We didn't automate anything here, we just changed who does what. We made customers into the people doing checkouts and we made more level staff into managers of them, plus being tech support.
This is what companies are trying to do with AI. They want to have fewer employees whose job it is to manage the AIs, directing them to produce. The human is left assigning tasks and checking the results - managers of thankless and soulless machines. The credit for the creation goes to the machines while the employees are seen as low skilled and replaceable.
And we end up back at the start: trying to find high skilled people to perform low skilled work based on experience that they only would have had if they had being doing high skilled work to begin with. When everyone is just managing an AI, no one will know what it is supposed to do.
This is the same problem as outsourcing to third party programmers in another country, but worse.
It really, really is at present. It’s outsourcing but without the benefit of someone getting a paycheck: all exploitation.
If the AIs learned from us they'll only be able to produce Coca Cola and ads, so the interety of the actually valuable economy is safe.
This really isn’t true in principle. The current LLM ecosystems can’t do “meaning tasks” but there are all kinds of “legacy” AI expert systems that do exactly what is required.
My experience is that middle manager gatekeepers are the most reluctant to participate in building knowledge systems that obsolete them though.
> Ultimately, I don’t see AI completely replacing knowledge workers any time soon.
How was that conclusion reached? And what is meant by knowledge workers? Any work with knowledge is exactly the domain of LLMs. So, LLMs are indeed knowledge workers.
> He argues this type of value judgement is something AI fundamentally cannot do, as it can only pattern match against existing decisions, not create new frameworks for assigning worth.

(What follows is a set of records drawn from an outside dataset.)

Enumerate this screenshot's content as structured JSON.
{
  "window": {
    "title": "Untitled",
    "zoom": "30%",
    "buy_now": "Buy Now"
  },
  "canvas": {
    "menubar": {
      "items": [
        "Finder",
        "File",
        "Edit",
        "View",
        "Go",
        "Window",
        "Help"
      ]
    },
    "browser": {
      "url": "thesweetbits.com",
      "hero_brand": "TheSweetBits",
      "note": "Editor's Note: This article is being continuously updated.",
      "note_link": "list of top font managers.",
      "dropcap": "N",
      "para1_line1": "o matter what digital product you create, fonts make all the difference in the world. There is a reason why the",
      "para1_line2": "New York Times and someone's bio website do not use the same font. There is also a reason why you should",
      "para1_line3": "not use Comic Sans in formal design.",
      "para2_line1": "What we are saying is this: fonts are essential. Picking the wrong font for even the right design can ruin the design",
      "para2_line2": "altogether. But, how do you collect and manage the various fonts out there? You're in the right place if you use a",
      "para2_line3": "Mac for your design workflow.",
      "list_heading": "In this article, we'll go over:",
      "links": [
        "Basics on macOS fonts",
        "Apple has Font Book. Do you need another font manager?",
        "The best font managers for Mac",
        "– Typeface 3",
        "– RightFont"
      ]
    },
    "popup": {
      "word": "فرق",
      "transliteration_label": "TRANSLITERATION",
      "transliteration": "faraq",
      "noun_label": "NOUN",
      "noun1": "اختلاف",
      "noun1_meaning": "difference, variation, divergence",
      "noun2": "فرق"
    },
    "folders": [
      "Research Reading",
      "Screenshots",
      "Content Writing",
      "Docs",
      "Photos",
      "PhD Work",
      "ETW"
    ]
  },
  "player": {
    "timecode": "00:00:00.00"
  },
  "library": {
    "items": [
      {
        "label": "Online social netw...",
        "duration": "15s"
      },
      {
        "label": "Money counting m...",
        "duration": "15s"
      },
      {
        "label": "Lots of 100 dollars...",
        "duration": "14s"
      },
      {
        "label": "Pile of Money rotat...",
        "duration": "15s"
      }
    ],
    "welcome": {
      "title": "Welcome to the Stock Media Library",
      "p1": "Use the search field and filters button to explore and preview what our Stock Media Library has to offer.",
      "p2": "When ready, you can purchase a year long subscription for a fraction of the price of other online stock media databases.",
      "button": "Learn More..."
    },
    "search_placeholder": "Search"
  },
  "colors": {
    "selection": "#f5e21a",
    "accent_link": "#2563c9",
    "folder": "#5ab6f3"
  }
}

Counterpoint : That decision has to be made only once (probably by some expert). AI can incorportate that training data into its reasoning and voila, it becomes available to everyone. A software framework is already a collection of good decisions, practices and tastes made by experts.

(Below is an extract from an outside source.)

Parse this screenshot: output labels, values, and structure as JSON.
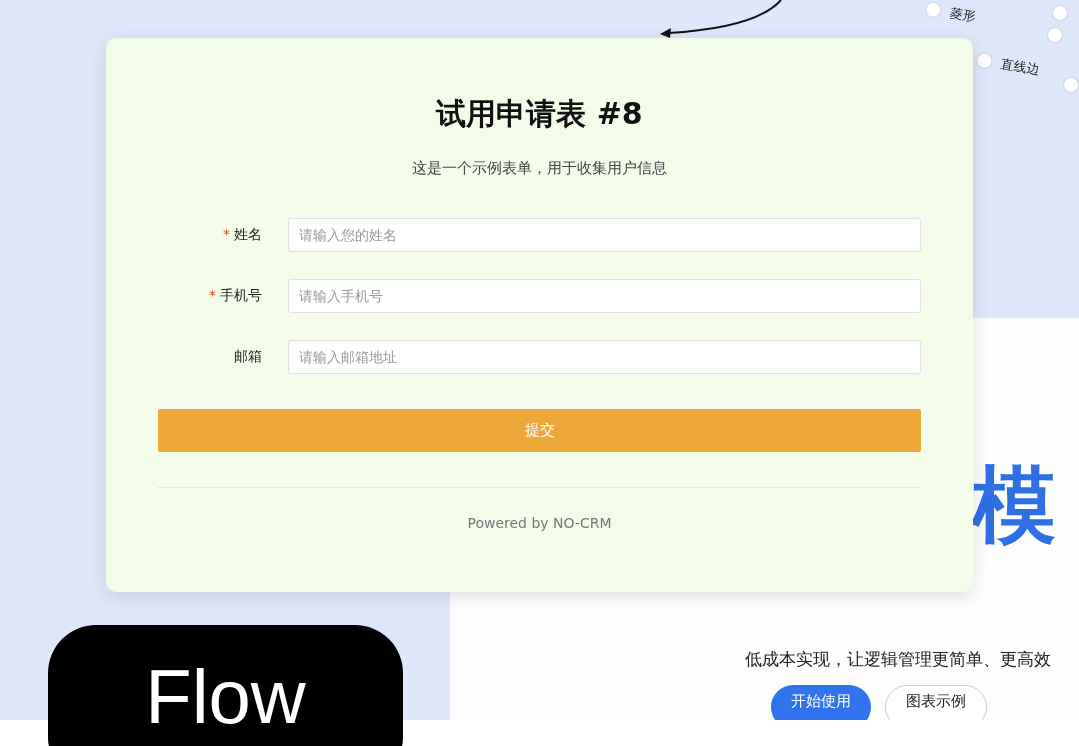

> An MIT study found materials scientists experienced a 44% drop in job satisfaction when AI automated 57% of their “idea-generation” tasks
Counterpoint : Now consider making material science decisions which requires materials to have not just 3 properties but 10 or 15.
> Redesigning for Decision Velocity
Suggestion : I think this section implies we must ask our experts to externalize all their tastes, preferences, top-down thinking so that other juniors can internalize those. So experts will be teaching details (based on their internal model) to LLMs while teaching the model itself to humans.